Now introduce the inconvenient detail Trump never mentions: law.

There is only one way a US takeover of Greenland could be lawful, democratic, and internationally defensible. Statehood. Anything else is colonial administration by another name, and it would be challenged immediately by courts, Congress, allies, and public opinion.

Statehood flips the entire power relationship. It requires consent, not coercion. It delivers equality, not subordination. Two Senators, a voting Representative, federal courts, constitutional protections. The right to regulate land use, to block extraction, to sue the federal government, and to say “no” to Presidents without asking permission. Greenland stops being an object and becomes an actor.

For Greenlanders, that could be materially advantageous. Small, remote US states are not left to fend for themselves. They are subsidised, politically overweight, and deeply protected by federal law. Alaska is the obvious comparator. Vast distances, high costs, strategic importance, and a federal system that quietly socialises those costs across a continental tax base. Infrastructure, healthcare, education, aviation, ports. All underwritten. Add in US environmental law and Indigenous rights jurisprudence, and Greenland would gain stronger legal brakes on predatory extraction than any White House deal could ever override.

And this is where the idea becomes fatal for Donald Trump.

Statehood is the opposite of domination. It turns a trophy into a veto. It adds Senators likely hostile to climate vandalism, executive overreach, and strongman politics. It subjects everything to courts, committees, budgets, and process. Trump wants leverage and theatre. Statehood delivers lawyers and resistance.

It also destroys the illusion of inevitability. You cannot “take” a place whose people must vote first. The moment consent becomes central, the fantasy of acquisition shrinks into a referendum and a bill in Congress. Democracy is kryptonite to this kind of politics.

There is a final irony. Once a state, Greenland could not simply leave on a whim. US constitutional doctrine makes unilateral secession impossible. Independence would require Congressional consent or constitutional change. That alone would demand cast iron safeguards written into any accession terms. More law. More limits. More things Trump despises.

This is why his Greenland rhetoric is not policy so much as exposure. It shows the gap between American statecraft and Trumpian instinct. The United States does not want Greenland.
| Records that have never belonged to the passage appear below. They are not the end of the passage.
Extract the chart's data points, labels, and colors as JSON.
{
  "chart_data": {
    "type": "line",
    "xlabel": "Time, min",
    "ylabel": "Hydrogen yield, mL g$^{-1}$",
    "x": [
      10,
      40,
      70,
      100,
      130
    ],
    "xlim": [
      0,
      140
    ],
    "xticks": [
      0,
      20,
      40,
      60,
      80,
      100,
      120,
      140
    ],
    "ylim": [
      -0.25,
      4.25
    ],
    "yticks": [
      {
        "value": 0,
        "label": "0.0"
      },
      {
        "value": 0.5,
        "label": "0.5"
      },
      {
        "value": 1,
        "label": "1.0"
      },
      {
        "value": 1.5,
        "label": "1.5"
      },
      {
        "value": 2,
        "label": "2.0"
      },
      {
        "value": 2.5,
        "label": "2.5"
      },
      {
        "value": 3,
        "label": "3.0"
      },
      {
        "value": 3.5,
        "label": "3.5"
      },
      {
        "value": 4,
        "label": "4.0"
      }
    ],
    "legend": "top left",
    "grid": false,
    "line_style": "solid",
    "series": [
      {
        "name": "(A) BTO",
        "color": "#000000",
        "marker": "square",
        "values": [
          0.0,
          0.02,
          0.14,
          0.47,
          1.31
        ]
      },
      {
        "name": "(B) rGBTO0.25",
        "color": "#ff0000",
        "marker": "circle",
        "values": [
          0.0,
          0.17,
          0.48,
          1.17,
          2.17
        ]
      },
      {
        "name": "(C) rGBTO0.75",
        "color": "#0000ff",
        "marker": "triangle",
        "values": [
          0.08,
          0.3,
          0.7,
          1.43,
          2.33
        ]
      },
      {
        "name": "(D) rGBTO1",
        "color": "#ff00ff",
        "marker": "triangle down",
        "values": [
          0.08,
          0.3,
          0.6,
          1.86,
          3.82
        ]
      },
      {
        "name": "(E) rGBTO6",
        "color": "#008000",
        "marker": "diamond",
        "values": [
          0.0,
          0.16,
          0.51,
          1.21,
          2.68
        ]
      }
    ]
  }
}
It already has what matters, and it knows the difference between access and ownership. Trump wants Greenland because he cannot distinguish possession from power, influence from control, or leadership from extraction.

That confusion is not an eccentricity. It is the dividing line between statecraft and self regard. Which is why, in the real world, Washington quietly leaves Denmark in place while Trump shouts from the sidelines.

Now extrapolate that logic to Canada. 10 Canadian provinces becoming US states would permanently tilt the balance of Congress. Two Senators per province would rewire the Senate overnight. Even Canada’s most right-leaning voters sit well to the left of today’s Republican Party on healthcare, labour rights, climate policy, and the role of the state. 

And here's the beauty - it would not be America absorbing Canada. It would be Canada quietly reshaping America from within. A reverse takeover by consent, law, and arithmetic. Which is why Trump’s fantasies always stop at ownership and never reach integration. The moment you let people in rather than plant a flag, control dissolves into democracy. And that, above all else, is what he is trying to avoid.